L'examen de ce texte par les députés devrait s'achever mardi ou mercredi prochains.
Une commission mixte paritaire (CMP) Assemblée-Sénat se réunira immédiatement pour mettre au point un texte commun aux deux assemblées qui sera soumis le 22 février aux votes des députés et des sénateurs pour son adoption.
Ce texte donne la possibilité à toute personne, dans l'incapacité de trouver un logement décent, d'engager un recours devant les tribunaux, le droit au logement, déjà inscrit dans la loi française, devenant ainsi un droit "opposable" comme ceux à la scolarité ou à la protection de la santé.
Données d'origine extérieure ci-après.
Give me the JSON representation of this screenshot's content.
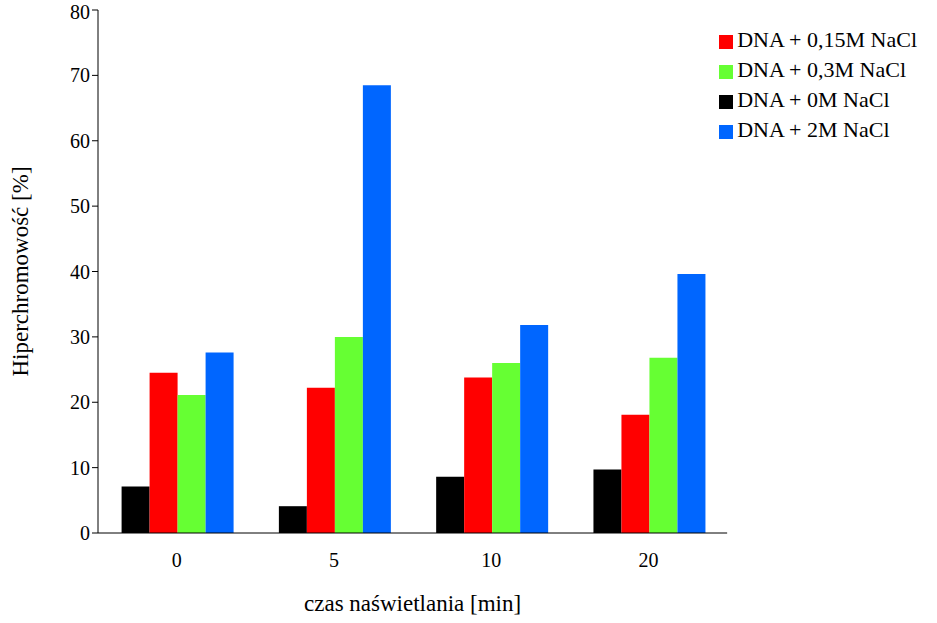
{
  "chart_data": {
    "type": "bar",
    "x_label": "czas naświetlania [min]",
    "y_label": "Hiperchromowość [%]",
    "categories": [
      "0",
      "5",
      "10",
      "20"
    ],
    "series": [
      {
        "name": "DNA + 0M NaCl",
        "color": "#000000",
        "values": [
          7.1,
          4.1,
          8.6,
          9.7
        ]
      },
      {
        "name": "DNA + 0,15M NaCl",
        "color": "#ff0000",
        "values": [
          24.5,
          22.2,
          23.8,
          18.1
        ]
      },
      {
        "name": "DNA + 0,3M NaCl",
        "color": "#66ff33",
        "values": [
          21.1,
          30.0,
          26.0,
          26.8
        ]
      },
      {
        "name": "DNA + 2M NaCl",
        "color": "#0066ff",
        "values": [
          27.6,
          68.5,
          31.8,
          39.6
        ]
      }
    ],
    "ylim": [
      0,
      80
    ],
    "yticks": [
      0,
      10,
      20,
      30,
      40,
      50,
      60,
      70,
      80
    ],
    "grid": false,
    "legend": "top-right"
  }
}
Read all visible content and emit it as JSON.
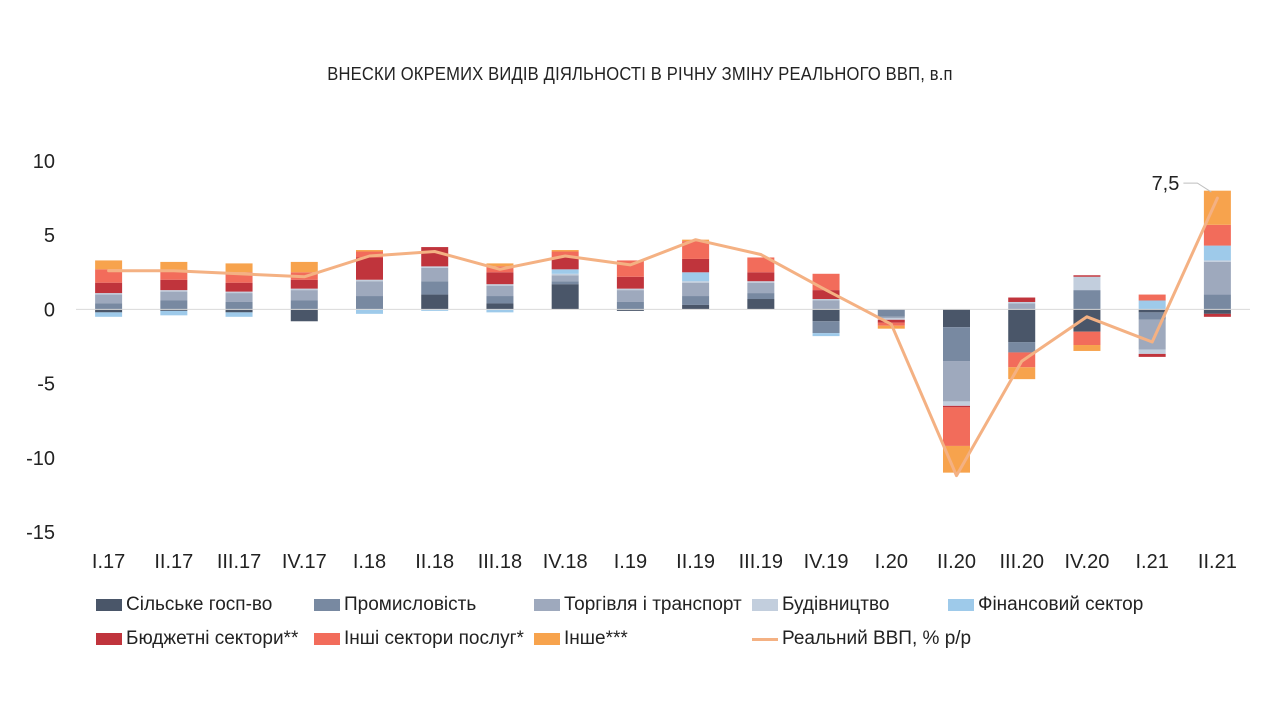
{
  "chart_data": {
    "type": "bar",
    "stacked": true,
    "title": "ВНЕСКИ ОКРЕМИХ ВИДІВ ДІЯЛЬНОСТІ В РІЧНУ ЗМІНУ РЕАЛЬНОГО ВВП, в.п",
    "categories": [
      "I.17",
      "II.17",
      "III.17",
      "IV.17",
      "I.18",
      "II.18",
      "III.18",
      "IV.18",
      "I.19",
      "II.19",
      "III.19",
      "IV.19",
      "I.20",
      "II.20",
      "III.20",
      "IV.20",
      "I.21",
      "II.21"
    ],
    "ylim": [
      -15,
      10
    ],
    "yticks": [
      "10",
      "5",
      "0",
      "-5",
      "-10",
      "-15"
    ],
    "grid": false,
    "legend_position": "bottom",
    "series": [
      {
        "name": "Сільське госп-во",
        "color": "#4a5669",
        "values": [
          -0.2,
          -0.1,
          -0.2,
          -0.8,
          0.0,
          1.0,
          0.4,
          1.7,
          -0.1,
          0.3,
          0.7,
          -0.8,
          0.0,
          -1.2,
          -2.2,
          -1.5,
          -0.2,
          -0.3
        ]
      },
      {
        "name": "Промисловість",
        "color": "#7889a1",
        "values": [
          0.4,
          0.6,
          0.5,
          0.6,
          0.9,
          0.9,
          0.5,
          0.2,
          0.5,
          0.6,
          0.4,
          -0.8,
          -0.5,
          -2.3,
          -0.7,
          1.3,
          -0.5,
          1.0
        ]
      },
      {
        "name": "Торгівля і транспорт",
        "color": "#9ea9bd",
        "values": [
          0.6,
          0.6,
          0.6,
          0.7,
          1.0,
          0.9,
          0.7,
          0.4,
          0.8,
          0.9,
          0.7,
          0.6,
          -0.1,
          -2.7,
          0.4,
          0.0,
          -2.0,
          2.2
        ]
      },
      {
        "name": "Будівництво",
        "color": "#c2cedd",
        "values": [
          0.1,
          0.1,
          0.1,
          0.1,
          0.1,
          0.1,
          0.1,
          0.1,
          0.1,
          0.1,
          0.1,
          0.1,
          -0.1,
          -0.3,
          0.1,
          0.9,
          -0.3,
          0.1
        ]
      },
      {
        "name": "Фінансовий сектор",
        "color": "#9ecaea",
        "values": [
          -0.3,
          -0.3,
          -0.3,
          0.0,
          -0.3,
          -0.1,
          -0.2,
          0.3,
          0.0,
          0.6,
          0.0,
          -0.2,
          0.0,
          0.0,
          0.0,
          0.0,
          0.6,
          1.0
        ]
      },
      {
        "name": "Бюджетні сектори**",
        "color": "#c0343c",
        "values": [
          0.7,
          0.7,
          0.6,
          0.6,
          1.5,
          1.3,
          0.8,
          0.8,
          0.8,
          0.9,
          0.6,
          0.6,
          -0.2,
          -0.1,
          0.3,
          0.1,
          -0.2,
          -0.2
        ]
      },
      {
        "name": "Інші сектори послуг*",
        "color": "#f26c5b",
        "values": [
          0.9,
          0.6,
          0.7,
          0.5,
          0.4,
          0.0,
          0.4,
          0.4,
          1.1,
          1.2,
          1.0,
          1.1,
          -0.2,
          -2.6,
          -1.0,
          -0.9,
          0.4,
          1.4
        ]
      },
      {
        "name": "Інше***",
        "color": "#f7a34d",
        "values": [
          0.6,
          0.6,
          0.6,
          0.7,
          0.1,
          0.0,
          0.2,
          0.1,
          0.0,
          0.1,
          0.0,
          0.0,
          -0.2,
          -1.8,
          -0.8,
          -0.4,
          0.0,
          2.3
        ]
      }
    ],
    "line": {
      "name": "Реальний ВВП, % р/р",
      "color": "#f4b183",
      "values": [
        2.6,
        2.6,
        2.4,
        2.2,
        3.6,
        3.9,
        2.7,
        3.6,
        3.0,
        4.7,
        3.7,
        1.3,
        -1.0,
        -11.2,
        -3.5,
        -0.5,
        -2.2,
        7.5
      ]
    },
    "annotation": {
      "text": "7,5",
      "category": "II.21"
    }
  },
  "legend_rows": [
    [
      "Сільське госп-во",
      "Промисловість",
      "Торгівля і транспорт",
      "Будівництво",
      "Фінансовий сектор"
    ],
    [
      "Бюджетні сектори**",
      "Інші сектори послуг*",
      "Інше***",
      "Реальний ВВП, % р/р"
    ]
  ]
}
Cinq catégories de "demandeurs les plus prioritaires" sont prévues: les personnes dépourvues de logement, celles menacées d'expulsion sans relogement, hébergées temporairement, logées dans des locaux impropres à l'habitation, insalubres ou dangereux, et les ménages avec enfants mineurs ne disposant pas d'un logement décent ou trop petit.
Le texte a été largement étoffé par les sénateurs qui ont porté à 591.000 le nombre de logements sociaux à construire sur la période 2005-2009, soit 91.000 de plus que prévu par le plan de cohésion sociale de 2005. Le ministre de l'Emploi, de la Cohésion sociale et du Logement, a annoncé jeudi le déblocage de 850 millions d'euros pour financer cette 'augmentation de logements sociaux à construire.
Une obligation pour les communes situées dans un bassin de plus de 50.000 habitants de se doter d'une place d'hébergement d'urgence par tranche de 2.000 habitants a aussi été ajoutée.
Ils ont aussi décidé d'étendre l'obligation de construire 20% de logements sociaux, prévue dans la loi SRU pour les communes "comprises dans une agglomération de plus de 50.000 habitants", à celles qui sont "membres d'un établissement public de coopération intercommunale à fiscalité propre de plus de 50.000 habitants", soit quelque 250 communes supplémentaires.
Une modification qui a provoqué des remous chez les députés UMP, au point que la commission des Affaires économiques, saisie pour avis de ce texte, a adopté un amendement repoussant à 2017 l'extension du quota de 20%, contre 2014 fixé par les sénateurs.
Réaction des Enfant de Don Quichotte
Les Enfants de Don Quichotte ont proposé mercredi plusieurs améliorations au projet de loi.
En premier lieu, l'association demande dans un communiqué "l'augmentation des possibilités concrètes de relogement des personnes reconnues prioritaires par la commission de médiation". En effet, remarque-t-elle, "si le texte est voté en l'état, il risque de ne permettre aucune avancée concrète car le contingent préfectoral est très limité - 20% des droits de réservation - et sert déjà aux publics défavorisés".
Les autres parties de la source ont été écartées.